Fungal Endophthalmitis is caused by fungi like Candida. These may be present in patients with AIDS or those after an eye injury. The patient complains of presence of floaters or moving objects in vision, pain in both eyes. On examination using an ophthalmoscope there are presence of fluffy yellow-white retina lesions that appear as cotton balls with or without bleeding points over the retina.
Endophthalmitis caused due to microbial keratitis shows damage to the cornea. These are usually associated with contact lens wear especially with extended wear and poor hygiene. There may also be tear film deficiency or long term use of steroid drops in the eyes.

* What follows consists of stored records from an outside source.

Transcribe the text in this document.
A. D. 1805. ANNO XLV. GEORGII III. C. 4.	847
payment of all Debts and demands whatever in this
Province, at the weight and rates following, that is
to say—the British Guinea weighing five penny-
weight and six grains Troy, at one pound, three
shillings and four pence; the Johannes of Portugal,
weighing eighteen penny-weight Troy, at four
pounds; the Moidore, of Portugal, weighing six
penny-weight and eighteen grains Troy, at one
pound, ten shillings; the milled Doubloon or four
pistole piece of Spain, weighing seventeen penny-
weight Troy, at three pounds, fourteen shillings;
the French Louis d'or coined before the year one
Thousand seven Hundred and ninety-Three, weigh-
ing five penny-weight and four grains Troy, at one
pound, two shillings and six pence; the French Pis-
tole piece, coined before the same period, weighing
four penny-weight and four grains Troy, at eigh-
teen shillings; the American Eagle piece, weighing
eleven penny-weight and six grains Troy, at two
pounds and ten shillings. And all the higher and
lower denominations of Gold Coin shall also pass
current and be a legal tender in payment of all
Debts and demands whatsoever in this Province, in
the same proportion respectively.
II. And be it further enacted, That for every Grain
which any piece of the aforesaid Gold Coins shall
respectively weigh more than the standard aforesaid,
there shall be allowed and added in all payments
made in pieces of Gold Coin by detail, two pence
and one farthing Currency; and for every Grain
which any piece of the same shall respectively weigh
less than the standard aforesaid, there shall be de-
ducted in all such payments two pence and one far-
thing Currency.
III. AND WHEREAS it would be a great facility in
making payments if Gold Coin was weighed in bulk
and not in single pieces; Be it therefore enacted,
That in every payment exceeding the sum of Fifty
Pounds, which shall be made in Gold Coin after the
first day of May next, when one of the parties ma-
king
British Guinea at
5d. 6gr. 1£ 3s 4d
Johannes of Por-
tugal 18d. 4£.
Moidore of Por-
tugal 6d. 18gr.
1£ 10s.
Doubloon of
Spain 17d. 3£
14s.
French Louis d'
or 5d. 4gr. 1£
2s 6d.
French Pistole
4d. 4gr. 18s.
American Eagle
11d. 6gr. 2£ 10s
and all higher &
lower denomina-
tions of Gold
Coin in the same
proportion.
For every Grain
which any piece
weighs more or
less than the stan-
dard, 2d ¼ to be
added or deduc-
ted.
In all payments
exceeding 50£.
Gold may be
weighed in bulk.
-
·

Diagnosis thus includes examination with –

  • Slit lamp
  • Ultrasound scan to check for the inner structures of the eye ball
  • Blood tests to check for infections
  • Culture of microorganisms affecting the eye or the blood (using blood cultures)
  • Polymerase chain reaction (PCR) tests for detecting fungal and bacterial infections
  • CT or MRI scan of the eye ball to look at the structures around the eye

Complication

Possible complication includes loss of vision. There may be chronic pain as well. In most cases however treatment may lead to a good response. To prevent Endophthalmitis after an operation, adequate care and treatment of pre-existing infections as well as maintenance of operative hygiene is important.

Treatment

Hospital admission is usually necessary for patients with Endophthalmitis. Delay or lack of adequate treatment may lead to loss of vision. After an eye injury a tetanus immunization is given to prevent tetanus. Treatment is usually targeted towards the cause of the condition –

  • Endophthalmitis due to inflammatory conditions is treated using steroids that helps reduce inflammation. The steroids may be given as drops or as pills. They are started in high diseases and doses are reduced as the condition improves until they are stopped. Severe cases may need injections of steroids around the affected eye ball.
  • For infections specific antibiotics or antifungal agents are prescribed. These may also be given as eye drops or as eye ointments or as pills and injections.
  • Dilators of pupils are given to relieve the pain caused by spasm of the iris muscles and to break the attachments or synechiae of the iris to the underlying structures.
  • Surgery may be needed in severe cases. In some patients the vitreous humor may be removed by a vitrectomy. This also reduces the inflammation and infection load.